Glossary
What is a wake word?
Definition
A wake word is a specific spoken phrase that activates a voice assistant and tells it to start listening for a command. Until it hears the wake word, the device stays in a low-power standby state. Common examples are the phrases used to summon smart speakers and phone assistants.
01How wake word detection works
A small, always-on model runs locally on the device and continuously listens for the specific wake word pattern. When it detects a likely match, it wakes the fuller system to process the command that follows, often sending that audio for deeper recognition. Keeping detection on-device helps preserve privacy and reduce power use.
02Wake words versus phone systems
Wake words are typical of hands-free devices like smart speakers, where there is no clear signal that a user wants to talk. On a phone call the context is different, because answering or placing a call already signals intent, so a wake word is usually unnecessary. Instead, phone assistants rely on the call itself and on turn-taking to know when to listen.
03Accuracy trade-offs
Wake word systems balance false accepts, activating when no one intended, against false rejects, failing to wake when called. Background noise, similar-sounding phrases, and different accents all affect reliability. Designers tune sensitivity and may allow users to train or choose a wake word to improve results.

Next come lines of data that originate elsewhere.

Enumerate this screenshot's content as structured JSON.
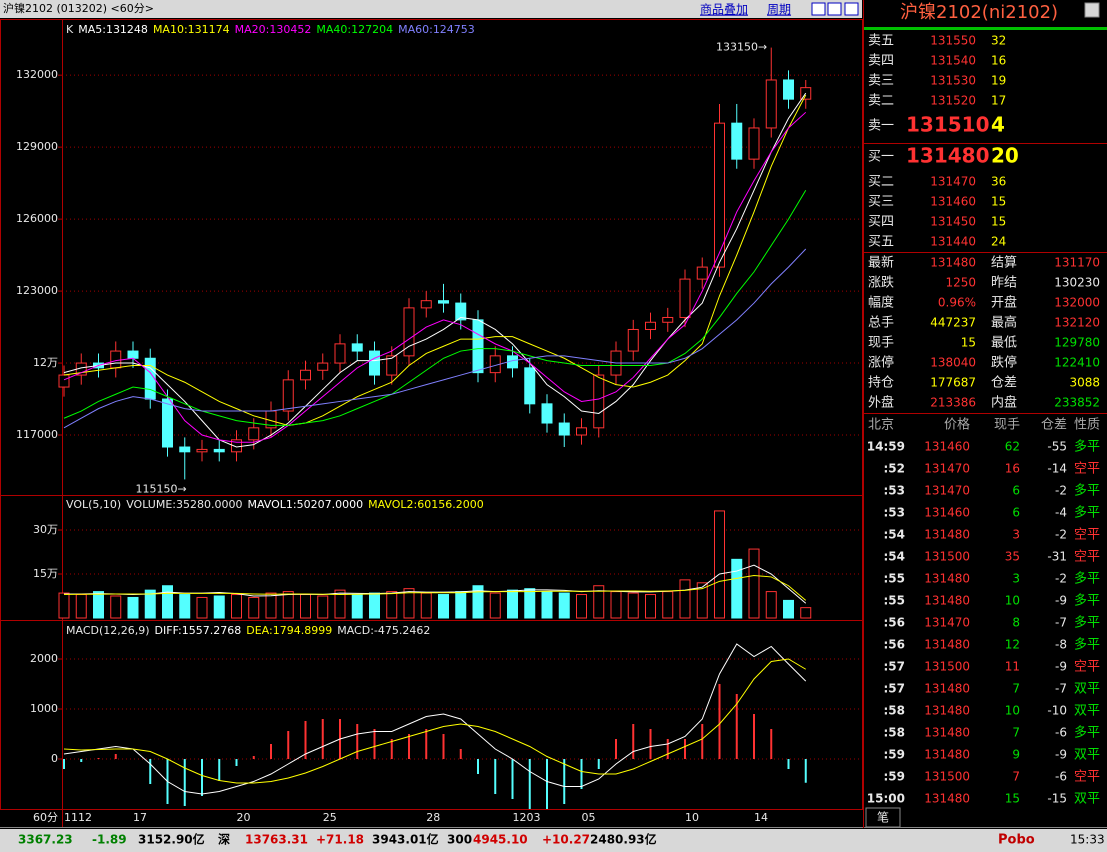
{
  "header": {
    "title": "沪镍2102 (013202) <60分>",
    "menu": [
      "商品叠加",
      "周期"
    ],
    "period_label": "60分"
  },
  "chart_data": [
    {
      "type": "candlestick",
      "legend_label": "K",
      "up_color": "#ff3232",
      "down_color": "#54ffff",
      "grid": true,
      "categories": [
        "1112",
        null,
        null,
        null,
        "17",
        null,
        null,
        null,
        null,
        null,
        "20",
        null,
        null,
        null,
        null,
        "25",
        null,
        null,
        null,
        null,
        null,
        "28",
        null,
        null,
        null,
        null,
        "1203",
        null,
        null,
        null,
        "05",
        null,
        null,
        null,
        null,
        null,
        "10",
        null,
        null,
        null,
        "14",
        null,
        null,
        null
      ],
      "open": [
        119000,
        119500,
        120000,
        119800,
        120500,
        120200,
        118500,
        116500,
        116300,
        116400,
        116300,
        116800,
        117300,
        118000,
        119300,
        119700,
        120000,
        120800,
        120500,
        119500,
        120300,
        122300,
        122600,
        122500,
        121800,
        119600,
        120300,
        119800,
        118300,
        117500,
        117000,
        117300,
        119500,
        120500,
        121400,
        121700,
        121900,
        123500,
        124000,
        130000,
        128500,
        129800,
        131800,
        131000
      ],
      "high": [
        119900,
        120400,
        120400,
        120900,
        120900,
        120600,
        118900,
        116900,
        116800,
        116800,
        117200,
        117700,
        118400,
        119700,
        120100,
        120400,
        121200,
        121200,
        120900,
        120700,
        122700,
        123000,
        123300,
        122900,
        122200,
        120700,
        120700,
        120200,
        118700,
        117900,
        117700,
        119900,
        120900,
        121800,
        122100,
        122300,
        123900,
        124400,
        130800,
        130800,
        130200,
        133150,
        132200,
        131800
      ],
      "low": [
        118600,
        119100,
        119400,
        119400,
        119800,
        118100,
        116100,
        115150,
        115900,
        115900,
        115900,
        116400,
        116900,
        117600,
        118900,
        119300,
        119600,
        120100,
        119100,
        119100,
        119900,
        121900,
        122100,
        121400,
        119200,
        119200,
        119400,
        117900,
        117100,
        116500,
        116600,
        116900,
        119100,
        120100,
        121000,
        121300,
        121500,
        123100,
        123600,
        128100,
        128100,
        129400,
        130600,
        130600
      ],
      "close": [
        119500,
        120000,
        119800,
        120500,
        120200,
        118500,
        116500,
        116300,
        116400,
        116300,
        116800,
        117300,
        118000,
        119300,
        119700,
        120000,
        120800,
        120500,
        119500,
        120300,
        122300,
        122600,
        122500,
        121800,
        119600,
        120300,
        119800,
        118300,
        117500,
        117000,
        117300,
        119500,
        120500,
        121400,
        121700,
        121900,
        123500,
        124000,
        130000,
        128500,
        129800,
        131800,
        131000,
        131480
      ],
      "series": [
        {
          "name": "MA5:131248",
          "color": "#ffffff",
          "values": [
            119600,
            119800,
            119900,
            120000,
            120000,
            119800,
            119100,
            118400,
            117600,
            116800,
            116500,
            116600,
            117000,
            117500,
            118200,
            118900,
            119600,
            120100,
            120100,
            120200,
            120700,
            121000,
            121400,
            121900,
            121800,
            121400,
            120800,
            120000,
            119100,
            118600,
            118000,
            117900,
            118400,
            119100,
            120100,
            121000,
            121800,
            122500,
            124200,
            125600,
            127200,
            128800,
            130200,
            131248
          ]
        },
        {
          "name": "MA10:131174",
          "color": "#ffff00",
          "values": [
            119500,
            119600,
            119700,
            119800,
            119900,
            119900,
            119500,
            119200,
            118800,
            118400,
            118100,
            117800,
            117600,
            117400,
            117500,
            117800,
            118200,
            118600,
            118900,
            119200,
            119900,
            120400,
            120700,
            121000,
            121000,
            121100,
            121100,
            120800,
            120500,
            120200,
            119800,
            119400,
            119100,
            119000,
            119200,
            119500,
            120100,
            120800,
            122800,
            124500,
            126300,
            128200,
            129800,
            131174
          ]
        },
        {
          "name": "MA20:130452",
          "color": "#ff00ff",
          "values": [
            119300,
            119600,
            119900,
            120100,
            120200,
            119600,
            118600,
            117600,
            117000,
            116800,
            116700,
            116700,
            116900,
            117400,
            118000,
            118600,
            119200,
            119800,
            120200,
            120500,
            121000,
            121500,
            121800,
            121600,
            121200,
            120800,
            120500,
            120000,
            119400,
            118800,
            118400,
            118500,
            118800,
            119400,
            120200,
            121000,
            121600,
            123000,
            124600,
            126300,
            127600,
            128800,
            129800,
            130452
          ]
        },
        {
          "name": "MA40:127204",
          "color": "#00ff00",
          "values": [
            117700,
            118000,
            118400,
            118700,
            119000,
            118900,
            118600,
            118300,
            118000,
            117800,
            117600,
            117500,
            117400,
            117400,
            117500,
            117600,
            117800,
            118100,
            118400,
            118700,
            119200,
            119700,
            120200,
            120500,
            120600,
            120600,
            120500,
            120300,
            120100,
            120000,
            119900,
            119900,
            119900,
            119900,
            119900,
            120000,
            120400,
            121000,
            121900,
            122900,
            123800,
            124900,
            126000,
            127204
          ]
        },
        {
          "name": "MA60:124753",
          "color": "#8080ff",
          "values": [
            117300,
            117700,
            118100,
            118400,
            118600,
            118500,
            118300,
            118100,
            118000,
            118000,
            118000,
            118000,
            118000,
            118100,
            118200,
            118300,
            118400,
            118500,
            118600,
            118700,
            118900,
            119100,
            119300,
            119500,
            119700,
            119900,
            120100,
            120200,
            120300,
            120300,
            120200,
            120100,
            120000,
            120000,
            120000,
            120000,
            120200,
            120600,
            121200,
            121800,
            122500,
            123300,
            124000,
            124753
          ]
        }
      ],
      "annotations": [
        "133150→",
        "115150→"
      ],
      "ylim": [
        114500,
        134300
      ],
      "yticks": [
        117000,
        {
          "value": 120000,
          "label": "12万"
        },
        123000,
        126000,
        129000,
        132000
      ]
    },
    {
      "type": "volume",
      "legend_label": "VOL(5,10)",
      "name": "VOLUME:35280.0000",
      "up_color": "#ff3232",
      "down_color": "#54ffff",
      "grid": true,
      "values": [
        85000,
        80000,
        90000,
        75000,
        70000,
        95000,
        110000,
        80000,
        70000,
        75000,
        80000,
        70000,
        85000,
        90000,
        80000,
        75000,
        95000,
        80000,
        85000,
        90000,
        100000,
        85000,
        80000,
        90000,
        110000,
        85000,
        95000,
        100000,
        90000,
        85000,
        80000,
        110000,
        90000,
        85000,
        80000,
        90000,
        130000,
        120000,
        365000,
        200000,
        235000,
        90000,
        60000,
        35280
      ],
      "series": [
        {
          "name": "MAVOL1:50207.0000",
          "color": "#ffffff",
          "values": [
            82000,
            82000,
            83000,
            82000,
            80000,
            82000,
            88000,
            85000,
            85000,
            87000,
            83000,
            75000,
            76000,
            80000,
            81000,
            80000,
            85000,
            84000,
            83000,
            85000,
            90000,
            88000,
            88000,
            89000,
            93000,
            90000,
            92000,
            96000,
            96000,
            94000,
            90000,
            93000,
            91000,
            89000,
            89000,
            91000,
            95000,
            105000,
            150000,
            160000,
            180000,
            150000,
            100000,
            50207
          ]
        },
        {
          "name": "MAVOL2:60156.2000",
          "color": "#ffff00",
          "values": [
            80000,
            81000,
            81000,
            82000,
            82000,
            82000,
            84000,
            84000,
            84000,
            84000,
            84000,
            82000,
            81000,
            82000,
            82000,
            81000,
            80000,
            81000,
            82000,
            83000,
            86000,
            86000,
            86000,
            86000,
            89000,
            90000,
            90000,
            90000,
            91000,
            91000,
            91000,
            91000,
            92000,
            92000,
            91000,
            92000,
            94000,
            100000,
            125000,
            135000,
            145000,
            140000,
            110000,
            60156.2
          ]
        }
      ],
      "ylim": [
        0,
        412500
      ],
      "yticks": [
        {
          "value": 150000,
          "label": "15万"
        },
        {
          "value": 300000,
          "label": "30万"
        }
      ]
    },
    {
      "type": "macd",
      "legend_label": "MACD(12,26,9)",
      "name": "MACD:-475.2462",
      "up_color": "#ff3232",
      "down_color": "#54ffff",
      "grid": true,
      "values": [
        -200,
        -60,
        20,
        100,
        0,
        -500,
        -900,
        -940,
        -740,
        -440,
        -140,
        60,
        300,
        560,
        760,
        800,
        800,
        700,
        600,
        400,
        500,
        600,
        500,
        200,
        -300,
        -700,
        -800,
        -1000,
        -1000,
        -900,
        -600,
        -200,
        400,
        700,
        600,
        400,
        400,
        700,
        1500,
        1300,
        900,
        600,
        -200,
        -475.2462
      ],
      "series": [
        {
          "name": "DIFF:1557.2768",
          "color": "#ffffff",
          "values": [
            100,
            150,
            200,
            250,
            200,
            -100,
            -450,
            -650,
            -700,
            -650,
            -550,
            -450,
            -300,
            -100,
            100,
            250,
            400,
            500,
            550,
            550,
            700,
            850,
            900,
            800,
            500,
            200,
            0,
            -250,
            -450,
            -550,
            -550,
            -400,
            -100,
            150,
            250,
            300,
            450,
            800,
            1700,
            2300,
            2050,
            2250,
            1900,
            1557.2768
          ]
        },
        {
          "name": "DEA:1794.8999",
          "color": "#ffff00",
          "values": [
            200,
            180,
            190,
            200,
            200,
            150,
            0,
            -180,
            -330,
            -430,
            -480,
            -480,
            -450,
            -380,
            -280,
            -150,
            0,
            150,
            250,
            350,
            450,
            550,
            650,
            700,
            650,
            550,
            400,
            250,
            50,
            -100,
            -250,
            -300,
            -300,
            -200,
            -50,
            100,
            250,
            400,
            700,
            1100,
            1600,
            1950,
            2000,
            1794.8999
          ]
        }
      ],
      "ylim": [
        -1020,
        2740
      ],
      "yticks": [
        0,
        1000,
        2000
      ]
    }
  ],
  "quote": {
    "title": "沪镍2102(ni2102)",
    "asks": [
      [
        "卖五",
        131550,
        32
      ],
      [
        "卖四",
        131540,
        16
      ],
      [
        "卖三",
        131530,
        19
      ],
      [
        "卖二",
        131520,
        17
      ],
      [
        "卖一",
        131510,
        4
      ]
    ],
    "bids": [
      [
        "买一",
        131480,
        20
      ],
      [
        "买二",
        131470,
        36
      ],
      [
        "买三",
        131460,
        15
      ],
      [
        "买四",
        131450,
        15
      ],
      [
        "买五",
        131440,
        24
      ]
    ],
    "stats": [
      [
        "最新",
        131480
      ],
      [
        "结算",
        131170
      ],
      [
        "涨跌",
        1250
      ],
      [
        "昨结",
        130230
      ],
      [
        "幅度",
        "0.96%"
      ],
      [
        "开盘",
        132000
      ],
      [
        "总手",
        447237
      ],
      [
        "最高",
        132120
      ],
      [
        "现手",
        15
      ],
      [
        "最低",
        129780
      ],
      [
        "涨停",
        138040
      ],
      [
        "跌停",
        122410
      ],
      [
        "持仓",
        177687
      ],
      [
        "仓差",
        3088
      ],
      [
        "外盘",
        213386
      ],
      [
        "内盘",
        233852
      ]
    ],
    "ticks": {
      "header": [
        "北京",
        "价格",
        "现手",
        "仓差",
        "性质"
      ],
      "rows": [
        [
          "14:59",
          131460,
          62,
          -55,
          "多平"
        ],
        [
          ":52",
          131470,
          16,
          -14,
          "空平"
        ],
        [
          ":53",
          131470,
          6,
          -2,
          "多平"
        ],
        [
          ":53",
          131460,
          6,
          -4,
          "多平"
        ],
        [
          ":54",
          131480,
          3,
          -2,
          "空平"
        ],
        [
          ":54",
          131500,
          35,
          -31,
          "空平"
        ],
        [
          ":55",
          131480,
          3,
          -2,
          "多平"
        ],
        [
          ":55",
          131480,
          10,
          -9,
          "多平"
        ],
        [
          ":56",
          131470,
          8,
          -7,
          "多平"
        ],
        [
          ":56",
          131480,
          12,
          -8,
          "多平"
        ],
        [
          ":57",
          131500,
          11,
          -9,
          "空平"
        ],
        [
          ":57",
          131480,
          7,
          -7,
          "双平"
        ],
        [
          ":58",
          131480,
          10,
          -10,
          "双平"
        ],
        [
          ":58",
          131480,
          7,
          -6,
          "多平"
        ],
        [
          ":59",
          131480,
          9,
          -9,
          "双平"
        ],
        [
          ":59",
          131500,
          7,
          -6,
          "空平"
        ],
        [
          "15:00",
          131480,
          15,
          -15,
          "双平"
        ]
      ]
    },
    "tab": "笔"
  },
  "status": {
    "items": [
      "3367.23",
      "-1.89",
      "3152.90亿",
      "深",
      "13763.31",
      "+71.18",
      "3943.01亿",
      "300",
      "4945.10",
      "+10.27",
      "2480.93亿"
    ],
    "brand": "Pobo",
    "time": "15:33"
  }
}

Frequently asked questions
Does a phone AI receptionist need a wake word?
Usually not. On a phone call, answering or dialing already signals intent to talk, so the assistant relies on the call and turn-taking rather than a wake word.
Is my device always recording because of the wake word?
Wake word detection listens locally for a specific phrase and typically only begins fuller processing after it hears that phrase, rather than continuously recording everything.